If you walk the streets of any Northern California town today you will see these heavy-blossomed shrubs in full glory. Red, white, pink, cream; solid, striped or palomino; single, double, fimbriata, “peony” or “anemone” forms, “rabbit ears”: there are over 10,000 varietals and even more obsessive growers worldwide. The camellia is a member of the Theaceae family of glossy-leaved evergreen bushes that have captivated growers in Asia and the West for centuries. Long admired in Japan and China, the first camellia was brought by the British East India Company to England in the early 1700s. That Company had an intimate and troubled relationship with a member of the camellia family, Camellia sinensis , from which black, white and green tea is produced. The more ornamental camellia cousins were brought back to grace the orangeries, the glass houses of the tea-barons of England. “Alba Plena” made the crossing in 1792 and others followed.
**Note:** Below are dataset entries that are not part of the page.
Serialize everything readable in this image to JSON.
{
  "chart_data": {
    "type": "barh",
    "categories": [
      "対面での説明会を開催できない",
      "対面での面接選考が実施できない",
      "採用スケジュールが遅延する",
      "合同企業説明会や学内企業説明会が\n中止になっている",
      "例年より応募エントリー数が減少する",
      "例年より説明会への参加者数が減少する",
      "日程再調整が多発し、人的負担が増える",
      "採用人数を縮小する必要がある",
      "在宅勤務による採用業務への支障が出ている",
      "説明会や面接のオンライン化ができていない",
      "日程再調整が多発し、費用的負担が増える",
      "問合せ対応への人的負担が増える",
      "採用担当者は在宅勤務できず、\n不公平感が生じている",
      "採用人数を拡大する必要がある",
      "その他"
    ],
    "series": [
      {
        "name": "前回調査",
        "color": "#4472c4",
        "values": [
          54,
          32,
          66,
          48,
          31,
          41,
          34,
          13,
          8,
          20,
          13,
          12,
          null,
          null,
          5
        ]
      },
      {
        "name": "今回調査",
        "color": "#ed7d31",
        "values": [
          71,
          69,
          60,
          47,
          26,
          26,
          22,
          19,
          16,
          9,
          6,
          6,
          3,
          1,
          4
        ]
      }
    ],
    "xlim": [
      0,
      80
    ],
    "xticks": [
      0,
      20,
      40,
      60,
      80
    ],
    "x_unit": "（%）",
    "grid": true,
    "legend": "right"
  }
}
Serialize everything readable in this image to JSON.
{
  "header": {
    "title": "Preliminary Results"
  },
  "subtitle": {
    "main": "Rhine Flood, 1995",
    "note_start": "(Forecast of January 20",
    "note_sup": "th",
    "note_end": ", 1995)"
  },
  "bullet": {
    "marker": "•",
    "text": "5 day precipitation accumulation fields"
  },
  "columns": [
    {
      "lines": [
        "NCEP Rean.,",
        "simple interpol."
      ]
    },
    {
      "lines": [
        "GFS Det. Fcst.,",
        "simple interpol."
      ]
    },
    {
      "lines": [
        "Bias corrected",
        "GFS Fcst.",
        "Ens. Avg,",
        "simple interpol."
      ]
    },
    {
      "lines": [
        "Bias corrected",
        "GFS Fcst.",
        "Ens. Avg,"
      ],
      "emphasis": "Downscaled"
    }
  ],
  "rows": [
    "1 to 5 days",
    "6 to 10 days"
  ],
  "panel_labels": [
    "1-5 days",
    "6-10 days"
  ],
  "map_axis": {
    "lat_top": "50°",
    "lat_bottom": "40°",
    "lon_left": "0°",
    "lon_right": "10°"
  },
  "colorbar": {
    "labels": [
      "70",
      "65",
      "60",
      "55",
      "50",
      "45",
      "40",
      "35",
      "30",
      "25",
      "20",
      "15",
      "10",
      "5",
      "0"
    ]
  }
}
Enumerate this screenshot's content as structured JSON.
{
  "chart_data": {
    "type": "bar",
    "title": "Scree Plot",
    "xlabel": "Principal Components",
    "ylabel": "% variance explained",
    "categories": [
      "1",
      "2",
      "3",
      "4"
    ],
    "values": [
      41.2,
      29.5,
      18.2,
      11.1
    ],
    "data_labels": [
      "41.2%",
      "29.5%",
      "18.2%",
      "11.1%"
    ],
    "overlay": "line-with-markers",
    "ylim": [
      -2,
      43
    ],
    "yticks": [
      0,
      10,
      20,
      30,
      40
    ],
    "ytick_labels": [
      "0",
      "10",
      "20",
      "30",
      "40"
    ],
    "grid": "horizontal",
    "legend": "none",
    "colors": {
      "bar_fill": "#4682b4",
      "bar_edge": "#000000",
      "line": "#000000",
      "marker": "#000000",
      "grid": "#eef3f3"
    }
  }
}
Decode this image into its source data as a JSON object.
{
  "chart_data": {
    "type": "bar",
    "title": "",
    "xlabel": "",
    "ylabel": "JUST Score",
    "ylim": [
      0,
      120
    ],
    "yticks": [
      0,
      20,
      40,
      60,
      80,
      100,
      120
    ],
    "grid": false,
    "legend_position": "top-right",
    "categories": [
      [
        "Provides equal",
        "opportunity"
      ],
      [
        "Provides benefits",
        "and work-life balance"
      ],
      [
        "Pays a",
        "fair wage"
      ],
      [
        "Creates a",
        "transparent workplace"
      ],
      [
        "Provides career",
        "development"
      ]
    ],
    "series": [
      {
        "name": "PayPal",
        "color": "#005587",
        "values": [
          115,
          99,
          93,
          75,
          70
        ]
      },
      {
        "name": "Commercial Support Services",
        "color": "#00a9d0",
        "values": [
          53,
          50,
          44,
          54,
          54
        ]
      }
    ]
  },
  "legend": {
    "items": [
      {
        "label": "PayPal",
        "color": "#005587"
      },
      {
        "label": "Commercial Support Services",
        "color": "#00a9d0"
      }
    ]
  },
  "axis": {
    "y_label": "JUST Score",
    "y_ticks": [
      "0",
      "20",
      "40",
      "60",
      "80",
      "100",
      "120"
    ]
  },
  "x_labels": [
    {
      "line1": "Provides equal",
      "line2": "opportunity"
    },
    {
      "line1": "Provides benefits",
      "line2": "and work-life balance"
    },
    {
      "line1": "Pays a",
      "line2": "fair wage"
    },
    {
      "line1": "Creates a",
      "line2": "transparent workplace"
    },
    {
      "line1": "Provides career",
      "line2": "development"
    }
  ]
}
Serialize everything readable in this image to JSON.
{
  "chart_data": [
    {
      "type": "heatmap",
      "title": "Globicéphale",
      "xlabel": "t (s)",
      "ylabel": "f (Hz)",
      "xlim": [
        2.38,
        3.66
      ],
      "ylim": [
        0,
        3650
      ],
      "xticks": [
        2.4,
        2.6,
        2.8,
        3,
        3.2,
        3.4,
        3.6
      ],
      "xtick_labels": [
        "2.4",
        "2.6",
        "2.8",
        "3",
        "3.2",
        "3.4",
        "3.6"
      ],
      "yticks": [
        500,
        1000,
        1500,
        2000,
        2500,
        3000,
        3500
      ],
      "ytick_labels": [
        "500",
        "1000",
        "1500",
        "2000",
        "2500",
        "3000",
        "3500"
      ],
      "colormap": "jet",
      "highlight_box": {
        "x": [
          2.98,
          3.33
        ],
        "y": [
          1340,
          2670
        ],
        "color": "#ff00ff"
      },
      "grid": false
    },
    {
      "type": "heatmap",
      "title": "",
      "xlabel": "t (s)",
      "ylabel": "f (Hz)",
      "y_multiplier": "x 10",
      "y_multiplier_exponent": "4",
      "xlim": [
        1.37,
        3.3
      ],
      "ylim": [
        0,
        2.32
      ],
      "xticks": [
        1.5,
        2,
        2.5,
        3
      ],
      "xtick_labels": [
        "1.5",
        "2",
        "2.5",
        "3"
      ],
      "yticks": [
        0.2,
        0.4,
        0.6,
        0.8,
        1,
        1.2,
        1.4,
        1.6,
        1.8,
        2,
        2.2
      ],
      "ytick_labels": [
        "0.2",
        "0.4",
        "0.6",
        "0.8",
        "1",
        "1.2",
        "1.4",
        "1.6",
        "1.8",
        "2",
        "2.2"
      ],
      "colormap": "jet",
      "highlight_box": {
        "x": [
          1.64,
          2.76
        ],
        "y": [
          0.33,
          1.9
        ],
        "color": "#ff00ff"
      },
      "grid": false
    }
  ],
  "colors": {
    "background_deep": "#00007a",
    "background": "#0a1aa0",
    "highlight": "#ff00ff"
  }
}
For Europe, the camellia became a symbol of the East, of luxury, of opulence and decadence. The camellia soon crossed the Atlantic, and followed the migration West. According to the Camellia Society of Sacramento, the first camellia to arrive in that city came from New York, crossed the isthmus of Panama, sailed north to San Francisco, and arrived in Sacramento on February 7, 1852. My ancestor may have been on the same boat, but he brought a dictionary, a machete, and a silver shot-glass, not camellias. The camellia was planted everywhere in the city but most were washed out and destroyed in the 1861-62 flood. That was the flood that forced newly-elected Governor Leland Stanford to take a boat from the upper floor of his home to travel a few blocks to the capitol for his inauguration.
In 1941 Sacramento professed its love for the camellia by declaring it the City Flower and the Camellia Society of Sacramento was formed in 1943 to foster the cultivation of camellias in the city. The Camellia Society will be holding its 87th Annual Camellia Show at the Memorial Auditorium in Sacramento on March 5-6, 2011. If you are interested in planting a camellia, attend this free event to help decide among so many exquisite possibilities. But if you just want to enjoy camellias, take a walk through Capitol Park where they are blooming now.